Echoing comments from the trust’s former manager Jonathan Ruffer, Baillie and MacInnes said it will be difficult to navigate markets in the coming months.  

“While we expect inflation and real rate volatility to increase, it will not be a straightforward journey.”

Baillie and MacInnes said the monetary policy landscape is shifting. Short-dated government bond yields have spiked since the end of October over fears central banks were behind the curve in tackling inflation.  

This has triggered some “extraordinary moves”, the pair said, forcing the Reserve Bank of Australia to abandon its yield curve control policy, the Bank of Canada to halt its quantitative easing programme and the Bank of England to consider a rate rise sooner than expected. Meanwhile the Federal Reserve has begun tapering its $120bn monthly bond purchasing programme and has dropped the word transitory’ from its narrative.  

“Until recently, the sure message was that inflation would wash out and no action was required,” they said. 

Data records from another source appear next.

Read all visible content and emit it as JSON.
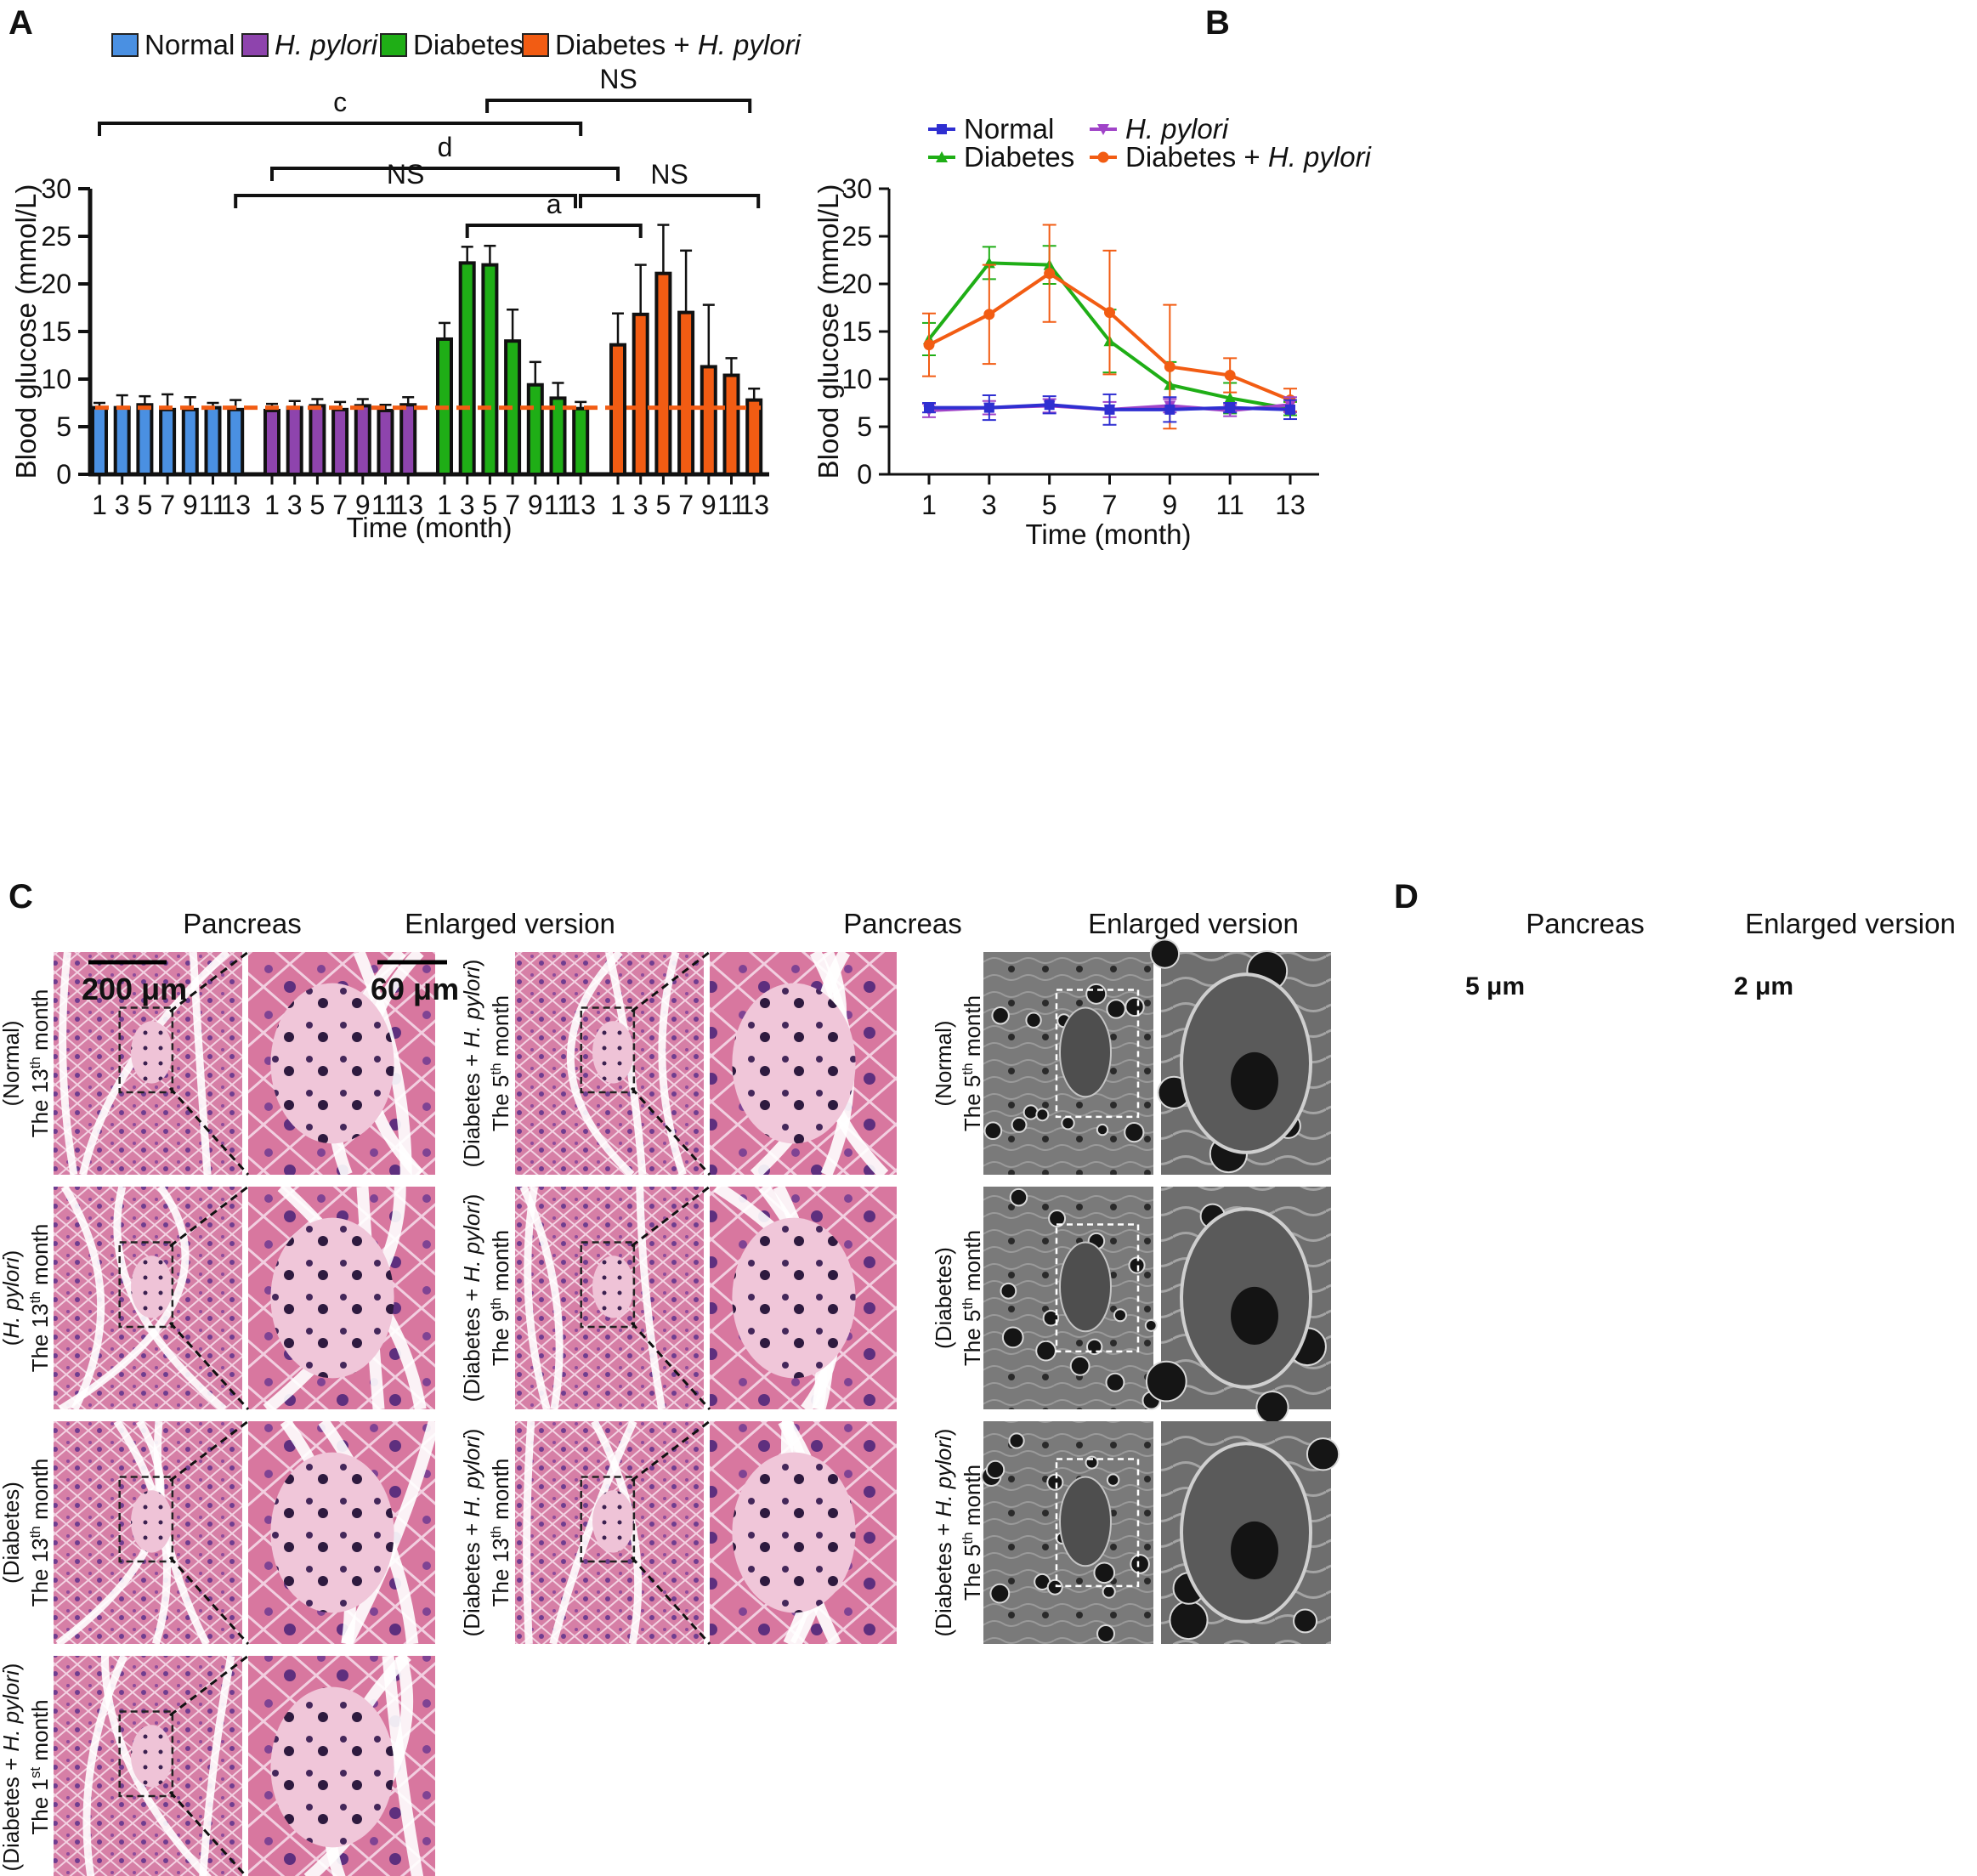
{
  "chart_data": [
    {
      "panel": "A",
      "type": "bar",
      "categories": [
        "1",
        "3",
        "5",
        "7",
        "9",
        "11",
        "13"
      ],
      "series": [
        {
          "name": "Normal",
          "values": [
            7.0,
            7.0,
            7.3,
            6.8,
            6.8,
            7.0,
            6.8
          ],
          "errors": [
            0.5,
            1.3,
            0.9,
            1.6,
            1.3,
            0.5,
            1.0
          ],
          "color": "#4a90e2"
        },
        {
          "name": "H. pylori",
          "values": [
            6.7,
            7.0,
            7.2,
            6.8,
            7.2,
            6.7,
            7.3
          ],
          "errors": [
            0.7,
            0.7,
            0.7,
            0.8,
            0.7,
            0.6,
            0.8
          ],
          "color": "#8e44ad"
        },
        {
          "name": "Diabetes",
          "values": [
            14.2,
            22.2,
            22.0,
            14.0,
            9.4,
            8.0,
            6.9
          ],
          "errors": [
            1.7,
            1.7,
            2.0,
            3.3,
            2.4,
            1.6,
            0.7
          ],
          "color": "#1fae16"
        },
        {
          "name": "Diabetes + H. pylori",
          "values": [
            13.6,
            16.8,
            21.1,
            17.0,
            11.3,
            10.4,
            7.8
          ],
          "errors": [
            3.3,
            5.2,
            5.1,
            6.5,
            6.5,
            1.8,
            1.2
          ],
          "color": "#f25c13"
        }
      ],
      "reference_line": 7.0,
      "ylim": [
        0,
        30
      ],
      "yticks": [
        0,
        5,
        10,
        15,
        20,
        25,
        30
      ],
      "xlabel": "Time (month)",
      "ylabel": "Blood glucose (mmol/L)",
      "significance": [
        "c",
        "NS",
        "d",
        "NS",
        "NS",
        "a"
      ]
    },
    {
      "panel": "B",
      "type": "line",
      "x": [
        1,
        3,
        5,
        7,
        9,
        11,
        13
      ],
      "series": [
        {
          "name": "Normal",
          "values": [
            7.0,
            7.0,
            7.3,
            6.8,
            6.8,
            7.0,
            6.8
          ],
          "errors": [
            0.5,
            1.3,
            0.9,
            1.6,
            1.3,
            0.5,
            1.0
          ],
          "color": "#2f2fd1",
          "marker": "square"
        },
        {
          "name": "H. pylori",
          "values": [
            6.7,
            7.0,
            7.2,
            6.8,
            7.2,
            6.7,
            7.3
          ],
          "errors": [
            0.7,
            0.7,
            0.7,
            0.8,
            0.7,
            0.6,
            0.8
          ],
          "color": "#a044c8",
          "marker": "triangle-down"
        },
        {
          "name": "Diabetes",
          "values": [
            14.2,
            22.2,
            22.0,
            14.0,
            9.4,
            8.0,
            6.9
          ],
          "errors": [
            1.7,
            1.7,
            2.0,
            3.3,
            2.4,
            1.6,
            0.7
          ],
          "color": "#1fae16",
          "marker": "triangle"
        },
        {
          "name": "Diabetes + H. pylori",
          "values": [
            13.6,
            16.8,
            21.1,
            17.0,
            11.3,
            10.4,
            7.8
          ],
          "errors": [
            3.3,
            5.2,
            5.1,
            6.5,
            6.5,
            1.8,
            1.2
          ],
          "color": "#f25c13",
          "marker": "circle"
        }
      ],
      "ylim": [
        0,
        30
      ],
      "yticks": [
        0,
        5,
        10,
        15,
        20,
        25,
        30
      ],
      "xlabel": "Time (month)",
      "ylabel": "Blood glucose (mmol/L)"
    }
  ],
  "panels": {
    "a": "A",
    "b": "B",
    "c": "C",
    "d": "D"
  },
  "panel_c": {
    "col_pancreas": "Pancreas",
    "col_enlarged": "Enlarged version",
    "scale_main": "200 μm",
    "scale_enlarged": "60 μm",
    "rows_left": [
      {
        "group": "(Normal)",
        "time_pre": "The 13",
        "time_sup": "th",
        "time_post": " month"
      },
      {
        "group": "(H. pylori)",
        "time_pre": "The 13",
        "time_sup": "th",
        "time_post": " month"
      },
      {
        "group": "(Diabetes)",
        "time_pre": "The 13",
        "time_sup": "th",
        "time_post": " month"
      },
      {
        "group": "(Diabetes + H. pylori)",
        "time_pre": "The 1",
        "time_sup": "st",
        "time_post": " month"
      }
    ],
    "rows_right": [
      {
        "group": "(Diabetes + H. pylori)",
        "time_pre": "The 5",
        "time_sup": "th",
        "time_post": " month"
      },
      {
        "group": "(Diabetes + H. pylori)",
        "time_pre": "The 9",
        "time_sup": "th",
        "time_post": " month"
      },
      {
        "group": "(Diabetes + H. pylori)",
        "time_pre": "The 13",
        "time_sup": "th",
        "time_post": " month"
      }
    ]
  },
  "panel_d": {
    "col_pancreas": "Pancreas",
    "col_enlarged": "Enlarged version",
    "scale_main": "5 μm",
    "scale_enlarged": "2 μm",
    "rows": [
      {
        "group": "(Normal)",
        "time_pre": "The 5",
        "time_sup": "th",
        "time_post": " month"
      },
      {
        "group": "(Diabetes)",
        "time_pre": "The 5",
        "time_sup": "th",
        "time_post": " month"
      },
      {
        "group": "(Diabetes + H. pylori)",
        "time_pre": "The 5",
        "time_sup": "th",
        "time_post": " month"
      }
    ]
  },
  "colors": {
    "he_base": "#d8779f",
    "he_dark": "#a24f8f",
    "he_islet": "#eab7cf",
    "em_base": "#7c7c7c",
    "em_dark": "#1e1e1e",
    "em_light": "#c8c8c8",
    "ref_line": "#f25c13"
  }
}
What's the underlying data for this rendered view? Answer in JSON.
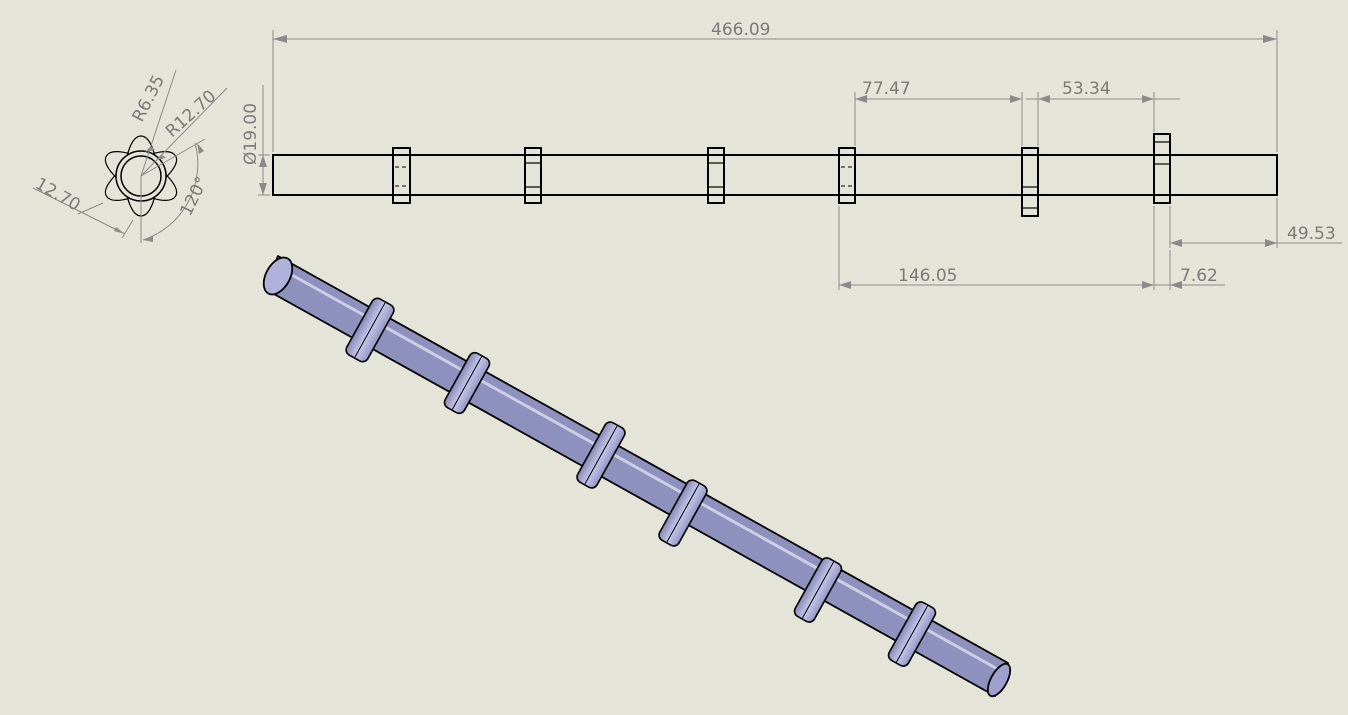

See also: Jonathan Ruffer warns navigating markets will be like ‘sitting on an open Aga with bare buttocks’

Complacency in central bank omnipotence

“While Central Bank credibility is being threatened at the short end, perversely it seems that it is strengthening at the long-end of the yield curve,” the pair added.  

“The expectation of near-term tightening is anchoring longer-term inflation expectations and long-term bond yields. Essentially the market is saying that despite lower credibility on their recent actions, central banks have the willpower and means to tame inflation. This emphasises the power and complacency of the belief in central bank omnipotence and underscores just how shocking it might be were that to change.” 

This environment will “necessitate a nimble portfolio”, they said.

“Interest rate options have allowed us to manage the company’s duration this year – making money in bonds even as yields were rising. This flexibility will be useful going forwards.”